On my birthday, I find the listing.
‘Mid-rise development site approx.. 400 meters to SkyTrain’
Under the RM-4s designation the property can be constructed into a medium to high rise condominium building . . . up to 20 storeys . . . With current Condo pricing surging in this market take advantage of moving price per finished square foot targets and a co-operative municipality that generally supports new development applications.
- When top surface of eggs is thickened and no visible liquid egg remains, PLACE filling on one side of the omelette.* FOLD omelette in half with turner.
*Filling could include meat, cheese, vegetables, veggie proteins — again, it depends where you stand. Diets and cost-benefit analyses vary.
Fried like a busted stove burner. Burnt fuse.
Fight or fold?
Whisked, to where?
With a quick flip of the wrist, turn pan and SLIDE omelette onto plate.
Flip of a wrist — SLAM of a gavel.
Light. Fluffy. Shiny. Oozing.
Cranes. Cranes. Cranes. Steel jaws chomp on remains. Often entire blocks at a time.
Storeys gobble stories.
Cracked open, I continue crying and panic attacks.
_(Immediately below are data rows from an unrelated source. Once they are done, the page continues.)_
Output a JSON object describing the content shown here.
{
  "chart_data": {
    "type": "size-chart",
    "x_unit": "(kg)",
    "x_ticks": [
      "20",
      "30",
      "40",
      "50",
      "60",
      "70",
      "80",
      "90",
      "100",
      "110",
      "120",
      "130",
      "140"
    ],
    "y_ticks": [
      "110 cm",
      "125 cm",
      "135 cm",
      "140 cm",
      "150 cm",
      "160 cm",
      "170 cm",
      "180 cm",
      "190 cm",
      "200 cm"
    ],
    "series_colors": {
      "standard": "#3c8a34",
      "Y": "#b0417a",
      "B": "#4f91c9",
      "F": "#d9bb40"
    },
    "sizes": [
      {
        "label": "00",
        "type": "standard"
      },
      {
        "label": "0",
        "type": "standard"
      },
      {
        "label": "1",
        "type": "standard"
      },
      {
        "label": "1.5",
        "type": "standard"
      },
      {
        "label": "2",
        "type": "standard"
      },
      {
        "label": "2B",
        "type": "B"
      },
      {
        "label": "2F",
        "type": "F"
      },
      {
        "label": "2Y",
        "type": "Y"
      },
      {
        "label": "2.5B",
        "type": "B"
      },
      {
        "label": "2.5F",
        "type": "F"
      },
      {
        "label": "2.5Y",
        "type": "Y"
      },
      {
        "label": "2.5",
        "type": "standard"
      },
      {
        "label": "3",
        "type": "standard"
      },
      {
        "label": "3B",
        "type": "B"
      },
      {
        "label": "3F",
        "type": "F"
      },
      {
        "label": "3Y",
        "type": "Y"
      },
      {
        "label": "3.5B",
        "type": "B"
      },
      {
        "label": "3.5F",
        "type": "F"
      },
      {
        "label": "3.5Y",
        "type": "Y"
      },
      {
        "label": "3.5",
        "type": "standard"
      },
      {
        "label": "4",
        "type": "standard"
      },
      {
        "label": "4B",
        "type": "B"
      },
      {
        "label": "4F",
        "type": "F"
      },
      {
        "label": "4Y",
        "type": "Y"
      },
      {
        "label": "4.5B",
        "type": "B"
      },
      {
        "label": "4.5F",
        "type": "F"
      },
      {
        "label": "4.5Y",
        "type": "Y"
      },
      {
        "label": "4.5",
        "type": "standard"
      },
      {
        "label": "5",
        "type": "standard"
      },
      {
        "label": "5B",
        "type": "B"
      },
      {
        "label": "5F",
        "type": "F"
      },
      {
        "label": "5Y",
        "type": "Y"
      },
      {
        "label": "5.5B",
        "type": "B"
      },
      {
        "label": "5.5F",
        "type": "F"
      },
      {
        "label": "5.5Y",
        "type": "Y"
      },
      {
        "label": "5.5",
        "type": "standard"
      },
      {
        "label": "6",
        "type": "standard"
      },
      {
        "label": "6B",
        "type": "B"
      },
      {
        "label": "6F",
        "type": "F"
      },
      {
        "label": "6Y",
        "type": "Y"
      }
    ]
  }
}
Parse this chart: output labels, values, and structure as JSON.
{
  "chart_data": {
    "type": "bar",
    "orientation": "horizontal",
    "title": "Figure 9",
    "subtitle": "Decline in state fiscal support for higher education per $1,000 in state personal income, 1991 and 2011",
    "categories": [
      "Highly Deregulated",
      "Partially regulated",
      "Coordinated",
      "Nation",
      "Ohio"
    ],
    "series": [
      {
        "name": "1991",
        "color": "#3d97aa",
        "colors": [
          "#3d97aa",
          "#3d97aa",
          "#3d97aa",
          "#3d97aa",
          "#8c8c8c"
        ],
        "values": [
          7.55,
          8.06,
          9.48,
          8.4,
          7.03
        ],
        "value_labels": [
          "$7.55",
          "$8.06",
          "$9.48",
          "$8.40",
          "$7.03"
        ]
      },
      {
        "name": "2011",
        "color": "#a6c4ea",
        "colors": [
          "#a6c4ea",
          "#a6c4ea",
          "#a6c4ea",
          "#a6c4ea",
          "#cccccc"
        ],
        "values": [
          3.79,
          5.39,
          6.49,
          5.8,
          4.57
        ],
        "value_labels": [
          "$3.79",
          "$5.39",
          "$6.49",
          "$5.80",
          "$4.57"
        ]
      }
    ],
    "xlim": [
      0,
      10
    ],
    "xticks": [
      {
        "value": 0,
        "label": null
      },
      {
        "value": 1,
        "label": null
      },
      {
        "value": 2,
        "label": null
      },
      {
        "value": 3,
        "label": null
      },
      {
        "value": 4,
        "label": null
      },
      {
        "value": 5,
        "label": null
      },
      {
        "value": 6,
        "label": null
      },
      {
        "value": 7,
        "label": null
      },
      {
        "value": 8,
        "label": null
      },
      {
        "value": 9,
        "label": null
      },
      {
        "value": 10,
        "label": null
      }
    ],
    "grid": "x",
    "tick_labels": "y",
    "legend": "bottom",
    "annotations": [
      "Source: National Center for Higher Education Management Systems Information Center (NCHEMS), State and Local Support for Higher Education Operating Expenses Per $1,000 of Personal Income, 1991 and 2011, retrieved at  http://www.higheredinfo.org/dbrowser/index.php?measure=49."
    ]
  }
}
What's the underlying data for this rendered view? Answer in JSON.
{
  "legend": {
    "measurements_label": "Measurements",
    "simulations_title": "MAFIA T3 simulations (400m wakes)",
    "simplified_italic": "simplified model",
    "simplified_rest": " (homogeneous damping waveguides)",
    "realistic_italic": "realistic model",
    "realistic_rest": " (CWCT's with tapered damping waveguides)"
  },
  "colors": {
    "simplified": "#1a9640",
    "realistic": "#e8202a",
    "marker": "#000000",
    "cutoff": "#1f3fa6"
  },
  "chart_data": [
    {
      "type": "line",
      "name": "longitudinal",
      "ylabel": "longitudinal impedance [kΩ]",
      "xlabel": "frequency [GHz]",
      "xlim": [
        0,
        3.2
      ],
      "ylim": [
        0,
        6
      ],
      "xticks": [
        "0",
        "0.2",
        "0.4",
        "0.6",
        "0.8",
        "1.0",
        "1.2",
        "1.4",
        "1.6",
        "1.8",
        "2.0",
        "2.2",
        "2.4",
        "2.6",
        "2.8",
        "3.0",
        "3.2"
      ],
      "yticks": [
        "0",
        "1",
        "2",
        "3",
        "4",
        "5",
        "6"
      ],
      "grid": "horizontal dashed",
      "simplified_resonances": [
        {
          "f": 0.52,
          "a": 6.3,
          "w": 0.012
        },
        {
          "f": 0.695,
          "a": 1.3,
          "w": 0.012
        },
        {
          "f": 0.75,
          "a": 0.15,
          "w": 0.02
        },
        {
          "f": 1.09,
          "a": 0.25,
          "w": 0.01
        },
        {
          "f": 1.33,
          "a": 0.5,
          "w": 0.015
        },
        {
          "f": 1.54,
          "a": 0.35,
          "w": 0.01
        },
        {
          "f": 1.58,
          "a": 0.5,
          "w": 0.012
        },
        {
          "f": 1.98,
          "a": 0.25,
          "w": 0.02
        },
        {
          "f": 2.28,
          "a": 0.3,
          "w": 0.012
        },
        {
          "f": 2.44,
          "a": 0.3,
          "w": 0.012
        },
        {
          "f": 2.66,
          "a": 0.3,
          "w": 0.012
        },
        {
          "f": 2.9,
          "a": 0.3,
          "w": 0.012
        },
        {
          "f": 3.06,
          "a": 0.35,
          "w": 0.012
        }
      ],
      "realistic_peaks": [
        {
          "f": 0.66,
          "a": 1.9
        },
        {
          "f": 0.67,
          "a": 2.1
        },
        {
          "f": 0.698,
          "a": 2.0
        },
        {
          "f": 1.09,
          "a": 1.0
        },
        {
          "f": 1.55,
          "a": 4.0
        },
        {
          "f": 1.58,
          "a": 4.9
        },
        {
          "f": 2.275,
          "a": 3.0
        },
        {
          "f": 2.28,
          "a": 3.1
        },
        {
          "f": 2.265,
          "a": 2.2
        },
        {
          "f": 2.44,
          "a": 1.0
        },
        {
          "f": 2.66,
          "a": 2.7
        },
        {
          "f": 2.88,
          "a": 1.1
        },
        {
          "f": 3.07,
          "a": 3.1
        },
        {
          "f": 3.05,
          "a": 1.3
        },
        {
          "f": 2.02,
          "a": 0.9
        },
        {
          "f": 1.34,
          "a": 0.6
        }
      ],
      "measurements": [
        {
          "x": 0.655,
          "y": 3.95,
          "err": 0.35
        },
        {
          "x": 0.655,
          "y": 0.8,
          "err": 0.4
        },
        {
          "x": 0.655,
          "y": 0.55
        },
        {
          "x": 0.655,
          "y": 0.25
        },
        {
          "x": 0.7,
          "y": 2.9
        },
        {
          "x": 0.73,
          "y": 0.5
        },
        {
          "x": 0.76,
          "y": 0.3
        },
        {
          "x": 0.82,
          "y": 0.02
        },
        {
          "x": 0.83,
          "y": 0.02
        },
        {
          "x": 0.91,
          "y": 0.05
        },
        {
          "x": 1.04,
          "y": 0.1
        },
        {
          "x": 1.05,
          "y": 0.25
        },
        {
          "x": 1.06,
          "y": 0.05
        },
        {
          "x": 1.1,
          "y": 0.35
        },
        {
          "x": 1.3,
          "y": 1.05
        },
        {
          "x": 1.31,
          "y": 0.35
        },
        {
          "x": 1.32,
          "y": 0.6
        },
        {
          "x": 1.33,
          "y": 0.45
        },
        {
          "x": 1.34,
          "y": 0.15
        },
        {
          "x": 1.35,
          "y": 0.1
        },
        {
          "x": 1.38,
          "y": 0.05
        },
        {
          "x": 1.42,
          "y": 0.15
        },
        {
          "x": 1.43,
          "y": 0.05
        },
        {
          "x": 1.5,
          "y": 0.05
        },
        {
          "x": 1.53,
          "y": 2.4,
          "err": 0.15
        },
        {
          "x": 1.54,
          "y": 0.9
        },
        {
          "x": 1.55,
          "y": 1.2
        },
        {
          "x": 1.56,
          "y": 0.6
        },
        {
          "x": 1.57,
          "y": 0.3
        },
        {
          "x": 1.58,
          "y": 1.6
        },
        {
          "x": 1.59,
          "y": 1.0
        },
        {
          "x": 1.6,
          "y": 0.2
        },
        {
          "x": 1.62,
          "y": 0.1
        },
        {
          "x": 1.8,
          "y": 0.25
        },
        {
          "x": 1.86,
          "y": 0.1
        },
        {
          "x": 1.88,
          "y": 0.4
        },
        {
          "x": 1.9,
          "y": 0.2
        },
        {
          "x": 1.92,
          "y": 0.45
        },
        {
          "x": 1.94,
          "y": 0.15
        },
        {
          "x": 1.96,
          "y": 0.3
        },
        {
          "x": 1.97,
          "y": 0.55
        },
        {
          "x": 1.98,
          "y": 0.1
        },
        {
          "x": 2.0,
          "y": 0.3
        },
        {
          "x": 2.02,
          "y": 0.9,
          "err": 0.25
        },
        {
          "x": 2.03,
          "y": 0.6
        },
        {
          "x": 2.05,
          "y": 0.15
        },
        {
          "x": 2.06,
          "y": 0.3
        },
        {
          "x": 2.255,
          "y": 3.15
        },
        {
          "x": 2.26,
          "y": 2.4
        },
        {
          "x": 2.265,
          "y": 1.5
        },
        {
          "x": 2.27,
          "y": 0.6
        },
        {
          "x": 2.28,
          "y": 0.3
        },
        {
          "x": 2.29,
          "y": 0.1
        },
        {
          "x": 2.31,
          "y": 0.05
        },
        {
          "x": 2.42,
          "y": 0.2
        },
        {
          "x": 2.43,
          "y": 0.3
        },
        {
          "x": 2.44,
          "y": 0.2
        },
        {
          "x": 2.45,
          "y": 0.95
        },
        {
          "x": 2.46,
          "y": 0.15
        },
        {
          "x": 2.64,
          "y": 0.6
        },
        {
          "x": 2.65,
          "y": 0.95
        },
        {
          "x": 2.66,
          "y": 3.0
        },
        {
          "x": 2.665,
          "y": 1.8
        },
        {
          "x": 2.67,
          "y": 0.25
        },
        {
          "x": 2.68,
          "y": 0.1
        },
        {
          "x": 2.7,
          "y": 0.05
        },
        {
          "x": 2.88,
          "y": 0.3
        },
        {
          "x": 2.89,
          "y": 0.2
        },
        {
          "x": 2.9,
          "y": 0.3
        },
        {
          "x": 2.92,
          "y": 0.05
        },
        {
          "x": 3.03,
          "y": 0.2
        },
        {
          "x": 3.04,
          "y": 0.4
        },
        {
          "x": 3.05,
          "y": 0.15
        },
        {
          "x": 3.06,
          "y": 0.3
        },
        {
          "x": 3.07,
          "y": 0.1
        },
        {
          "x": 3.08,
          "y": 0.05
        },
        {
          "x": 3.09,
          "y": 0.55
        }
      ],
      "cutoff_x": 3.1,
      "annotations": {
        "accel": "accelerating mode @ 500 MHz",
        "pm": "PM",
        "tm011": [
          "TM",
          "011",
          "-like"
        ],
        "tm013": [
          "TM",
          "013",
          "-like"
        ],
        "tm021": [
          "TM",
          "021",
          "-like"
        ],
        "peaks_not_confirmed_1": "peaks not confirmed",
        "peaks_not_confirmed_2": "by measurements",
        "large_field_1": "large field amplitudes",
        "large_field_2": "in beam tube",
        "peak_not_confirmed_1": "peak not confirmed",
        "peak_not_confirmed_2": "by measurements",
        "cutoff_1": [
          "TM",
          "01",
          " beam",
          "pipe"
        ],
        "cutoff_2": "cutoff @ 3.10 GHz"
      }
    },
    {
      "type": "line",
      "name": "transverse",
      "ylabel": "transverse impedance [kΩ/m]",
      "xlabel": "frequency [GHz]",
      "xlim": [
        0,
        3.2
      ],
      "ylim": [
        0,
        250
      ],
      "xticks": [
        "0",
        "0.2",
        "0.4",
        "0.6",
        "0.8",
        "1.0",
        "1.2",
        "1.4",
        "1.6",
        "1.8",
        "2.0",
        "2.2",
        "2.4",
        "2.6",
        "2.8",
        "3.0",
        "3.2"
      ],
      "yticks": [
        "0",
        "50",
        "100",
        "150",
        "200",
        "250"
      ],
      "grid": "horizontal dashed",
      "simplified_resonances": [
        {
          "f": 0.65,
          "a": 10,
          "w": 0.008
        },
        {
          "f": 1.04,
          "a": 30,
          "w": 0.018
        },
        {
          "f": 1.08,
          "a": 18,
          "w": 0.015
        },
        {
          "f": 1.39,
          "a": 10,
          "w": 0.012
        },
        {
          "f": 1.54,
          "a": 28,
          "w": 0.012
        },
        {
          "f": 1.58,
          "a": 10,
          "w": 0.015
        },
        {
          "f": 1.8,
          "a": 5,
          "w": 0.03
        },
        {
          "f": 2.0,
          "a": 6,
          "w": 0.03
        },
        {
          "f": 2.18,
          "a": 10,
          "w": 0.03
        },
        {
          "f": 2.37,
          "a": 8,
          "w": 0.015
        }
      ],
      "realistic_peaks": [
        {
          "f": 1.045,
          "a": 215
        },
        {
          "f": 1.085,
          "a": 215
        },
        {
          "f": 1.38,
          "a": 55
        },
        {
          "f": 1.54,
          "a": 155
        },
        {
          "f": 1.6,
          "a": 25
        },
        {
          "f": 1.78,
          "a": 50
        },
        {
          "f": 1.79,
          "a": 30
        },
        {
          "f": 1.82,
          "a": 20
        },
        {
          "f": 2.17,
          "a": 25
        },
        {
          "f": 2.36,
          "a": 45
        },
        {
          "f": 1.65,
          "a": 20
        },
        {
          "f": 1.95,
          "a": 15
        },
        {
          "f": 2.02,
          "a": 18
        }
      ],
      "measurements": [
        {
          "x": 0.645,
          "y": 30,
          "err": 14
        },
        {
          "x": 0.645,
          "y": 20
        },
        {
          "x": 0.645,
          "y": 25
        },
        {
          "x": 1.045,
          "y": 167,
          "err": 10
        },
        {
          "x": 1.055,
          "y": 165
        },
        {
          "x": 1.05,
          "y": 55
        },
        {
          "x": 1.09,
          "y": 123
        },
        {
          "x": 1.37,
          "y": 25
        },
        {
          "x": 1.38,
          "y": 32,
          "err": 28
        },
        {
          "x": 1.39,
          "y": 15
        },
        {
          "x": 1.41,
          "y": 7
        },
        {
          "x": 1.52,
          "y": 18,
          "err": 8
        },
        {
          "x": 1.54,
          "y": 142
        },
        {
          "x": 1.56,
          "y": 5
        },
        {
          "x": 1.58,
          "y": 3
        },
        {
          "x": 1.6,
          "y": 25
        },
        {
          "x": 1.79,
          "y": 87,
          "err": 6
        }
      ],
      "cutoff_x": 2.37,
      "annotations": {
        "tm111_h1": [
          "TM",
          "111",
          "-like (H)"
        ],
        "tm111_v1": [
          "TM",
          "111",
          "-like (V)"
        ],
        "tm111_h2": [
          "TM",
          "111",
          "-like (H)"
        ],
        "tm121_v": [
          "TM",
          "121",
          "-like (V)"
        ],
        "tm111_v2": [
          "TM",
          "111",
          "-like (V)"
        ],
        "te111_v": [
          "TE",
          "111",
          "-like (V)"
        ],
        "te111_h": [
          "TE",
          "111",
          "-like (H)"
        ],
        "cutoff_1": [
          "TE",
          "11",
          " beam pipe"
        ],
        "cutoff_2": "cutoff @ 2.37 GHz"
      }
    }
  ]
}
My PTSD and anxiety cost me my job, a few days before Christmas.
I’m beat. Too tired for an organizing meeting.
Hold my breath as I hunt for apartments, finding nothing.
I am smashed. Eggshell shards. Where to put the pieces?
My building doesn’t compost. Mayor Corrigan, am I destined for trash?
NATASHA SANDERS-KAY is a writer, editor and activist based (for now) in unceded Coast Salish territories in Burnaby, B.C.